Шрифт:
Интервал:
Закладка:
А тут еще недавно поддал жару некий «Журналь фон Руссланд». Немецкий, как куранты, точный. Взведен (то бишь издан) тот «Журналь» был совсем недавно: в 1795 году.
Сей «Журналь фон Руссланд» Евстигней Ипатыча и вовсе — как ту долго висевшую на гвозде скрыпицу — расстроил.
«Пара-тройка лет всего пробежала, а уж врут в “журналях” безбожно. И кто? Господин адъюнкт и библиотекарь Иоганн Буссе. Взял да и приписал аблесимовского “Мельника” Яков Борисовичу Княжнину покойному. Тогда жди: музыку им, Фоминым, наполовину писанную, наполовину переработанную — непременно через десяток годков припишут даже не Соколовскому, а уж скорей ловкому Ванжуре. Ведь сей Ванжура только что для своей синфонии — и без всякого спросу — моей увертюрой к “Мельнику”, ловко попользовался. Начисто всю передрал! Многое, слишком многое просвещенным обществом несправедливо забывается!»

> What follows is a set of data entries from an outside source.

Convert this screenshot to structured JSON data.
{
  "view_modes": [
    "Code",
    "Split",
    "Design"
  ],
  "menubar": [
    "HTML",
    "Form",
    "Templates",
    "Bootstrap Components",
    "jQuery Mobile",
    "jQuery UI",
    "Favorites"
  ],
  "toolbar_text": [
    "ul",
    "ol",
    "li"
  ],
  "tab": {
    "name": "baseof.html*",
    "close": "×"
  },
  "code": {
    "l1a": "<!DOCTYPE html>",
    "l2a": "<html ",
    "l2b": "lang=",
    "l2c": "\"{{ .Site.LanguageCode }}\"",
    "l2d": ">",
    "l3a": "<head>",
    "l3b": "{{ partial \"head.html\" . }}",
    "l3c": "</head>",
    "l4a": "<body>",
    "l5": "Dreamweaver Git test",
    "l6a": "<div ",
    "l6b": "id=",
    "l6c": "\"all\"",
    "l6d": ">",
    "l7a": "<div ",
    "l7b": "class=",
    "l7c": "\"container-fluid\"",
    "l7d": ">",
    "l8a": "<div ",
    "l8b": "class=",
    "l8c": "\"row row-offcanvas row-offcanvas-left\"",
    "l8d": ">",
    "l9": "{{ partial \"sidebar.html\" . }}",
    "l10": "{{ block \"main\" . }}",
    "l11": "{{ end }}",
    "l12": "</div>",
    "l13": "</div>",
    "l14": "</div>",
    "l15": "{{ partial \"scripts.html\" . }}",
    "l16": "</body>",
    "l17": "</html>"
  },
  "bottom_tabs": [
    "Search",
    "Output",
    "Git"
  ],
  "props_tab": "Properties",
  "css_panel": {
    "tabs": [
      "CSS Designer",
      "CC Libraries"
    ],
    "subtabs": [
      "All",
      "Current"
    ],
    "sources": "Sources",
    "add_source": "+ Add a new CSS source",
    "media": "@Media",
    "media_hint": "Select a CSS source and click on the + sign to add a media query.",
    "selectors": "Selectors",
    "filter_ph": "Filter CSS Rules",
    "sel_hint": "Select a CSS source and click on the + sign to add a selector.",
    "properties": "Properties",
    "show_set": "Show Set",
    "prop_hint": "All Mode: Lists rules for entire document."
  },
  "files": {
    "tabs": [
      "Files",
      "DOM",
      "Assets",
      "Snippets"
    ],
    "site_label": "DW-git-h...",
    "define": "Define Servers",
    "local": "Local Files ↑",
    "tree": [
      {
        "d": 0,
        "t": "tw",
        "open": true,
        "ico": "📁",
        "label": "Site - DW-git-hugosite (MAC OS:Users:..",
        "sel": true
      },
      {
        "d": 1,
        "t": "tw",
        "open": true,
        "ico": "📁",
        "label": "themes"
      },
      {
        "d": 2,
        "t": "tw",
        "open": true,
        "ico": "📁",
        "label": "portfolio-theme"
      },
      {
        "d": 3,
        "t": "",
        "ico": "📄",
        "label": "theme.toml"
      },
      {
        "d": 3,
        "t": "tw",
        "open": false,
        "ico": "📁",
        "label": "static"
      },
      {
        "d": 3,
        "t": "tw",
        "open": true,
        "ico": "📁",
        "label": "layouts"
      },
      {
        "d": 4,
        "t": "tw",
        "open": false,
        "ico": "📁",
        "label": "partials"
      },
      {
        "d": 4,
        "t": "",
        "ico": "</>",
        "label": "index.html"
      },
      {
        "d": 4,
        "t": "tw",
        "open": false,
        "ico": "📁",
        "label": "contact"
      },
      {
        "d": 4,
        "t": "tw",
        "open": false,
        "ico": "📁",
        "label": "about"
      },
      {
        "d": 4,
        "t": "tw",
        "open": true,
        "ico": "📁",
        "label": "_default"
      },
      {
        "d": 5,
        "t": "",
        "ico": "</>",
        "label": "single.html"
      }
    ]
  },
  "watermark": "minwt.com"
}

Многое забывалось и самим Фоминым.
Почти забылся умерший под пыткою Княжнин. Давно напитался влагой и улегся змейками на сыроватую землю дымок от сожженного «Вадима»...
Новые трагедии и драмы волновали Евстигнея Ипатыча! Драмы Санкт-Петербурга, трагедии Святой Руси. В них же более всего — ловко упрятанные и не враз замечаемые — трагедии отдельных лиц. О себе как о лице отдельном он старался не думать. Сие есть малое, ненужное. Правда, это малое и ненужное иногда становилось великим, ненасытным...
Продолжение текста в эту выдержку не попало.